Douglas Carr

England
Douglas Carr
INTL CAREER: 1909 - 1909

Full Name

Douglas Ward Carr

Born

March 17, 1872, Cranbrook, Kent

Died

March 23, 1950, Salcombe Hill, Sidmouth, Devon, (aged 78y 6d)

Batting Style

Right hand Bat

Bowling Style

Legbreak Googly

Education

Sutton Valence; Brasenose College, Oxford

Douglas Carr's brief career was one of cricket's more remarkable stories. He played as a right-arm medium-pace bowler at Oxford - a football-related knee injury meant he didn't make any first-class appearances - and thereafter meandered his way through very average club cricket around Maidstone. In 1908 he decided to experiment with the fairly new googly, and the following May he made such an impact in club games that Kent offered him a trial - he was by then 37. He took 5 for 65 against his old University on debut, and followed with eight wickets for Players against Gentlemen. His success brought him an England call-up, and in the final Test at The Oval against Australia he took 7 for 282. He took 60 wickets the following season as Kent won the title, and his career ended with the outbreak of the war in 1914.

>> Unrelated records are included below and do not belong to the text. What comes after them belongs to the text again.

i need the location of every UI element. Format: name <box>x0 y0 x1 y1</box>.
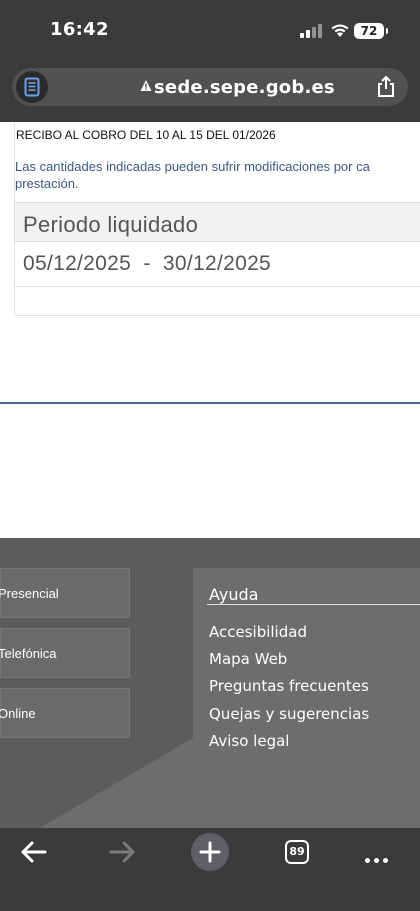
period-divider <box>15 286 420 287</box>
period-label: Periodo liquidado <box>23 212 199 237</box>
site-footer: Presencial Telefónica Online Ayuda Acces… <box>0 538 420 828</box>
share-icon[interactable] <box>375 75 397 103</box>
contact-online-button[interactable]: Online <box>0 688 130 738</box>
tabs-button[interactable]: 89 <box>285 840 309 864</box>
url-label: sede.sepe.gob.es <box>154 77 335 98</box>
link-mapa-web[interactable]: Mapa Web <box>209 650 287 668</box>
notice-line-1: Las cantidades indicadas pueden sufrir m… <box>15 159 370 174</box>
notice-line-2: prestación. <box>15 176 79 191</box>
period-dates: 05/12/2025 - 30/12/2025 <box>23 252 272 275</box>
browser-address-area: sede.sepe.gob.es <box>0 60 420 122</box>
forward-icon[interactable] <box>108 840 136 868</box>
link-preguntas-frecuentes[interactable]: Preguntas frecuentes <box>209 677 369 695</box>
contact-telefonica-button[interactable]: Telefónica <box>0 628 130 678</box>
section-divider <box>0 402 420 404</box>
url-text[interactable]: sede.sepe.gob.es <box>140 77 335 98</box>
status-bar: 16:42 72 <box>0 0 420 60</box>
help-title: Ayuda <box>209 585 259 604</box>
link-accesibilidad[interactable]: Accesibilidad <box>209 623 307 641</box>
page-content: RECIBO AL COBRO DEL 10 AL 15 DEL 01/2026… <box>0 122 420 538</box>
help-underline <box>207 604 420 605</box>
new-tab-button[interactable] <box>191 833 229 871</box>
battery-icon: 72 <box>354 23 388 39</box>
status-time: 16:42 <box>50 19 109 40</box>
more-icon[interactable] <box>365 848 392 867</box>
link-aviso-legal[interactable]: Aviso legal <box>209 732 289 750</box>
receipt-title: RECIBO AL COBRO DEL 10 AL 15 DEL 01/2026 <box>16 128 276 142</box>
reader-icon <box>24 77 40 97</box>
contact-presencial-button[interactable]: Presencial <box>0 568 130 618</box>
reader-mode-button[interactable] <box>16 71 48 103</box>
link-quejas-sugerencias[interactable]: Quejas y sugerencias <box>209 705 369 723</box>
address-bar[interactable]: sede.sepe.gob.es <box>12 68 408 106</box>
notice-text: Las cantidades indicadas pueden sufrir m… <box>15 158 420 192</box>
wifi-icon <box>330 22 350 42</box>
cellular-signal-icon <box>300 24 324 38</box>
warning-icon <box>140 80 152 91</box>
back-icon[interactable] <box>20 840 48 868</box>
plus-icon <box>199 841 221 863</box>
period-header: Periodo liquidado <box>15 202 420 242</box>
browser-toolbar: 89 <box>0 828 420 911</box>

Named one of Wisden's Five Cricketers of the Year in 1910, he said: ""I was always a legbreak bowler of sorts, but often used to bowl medium-fast stuff. I started trying to acquire the 'googly' about four years ago, and practised hard all that winter and the following spring, only to find that directly I had got the offspin I lost the old legbreak entirely - in fact for that season I hardly made the ball turn at all either way. In the following year I got a bit better, and in August 1908 I really got the thing going, and met with some success in club cricket. I am quite certain of one thing, and that is that in a very short time everybody will be quite able to distinguish between the two breaks."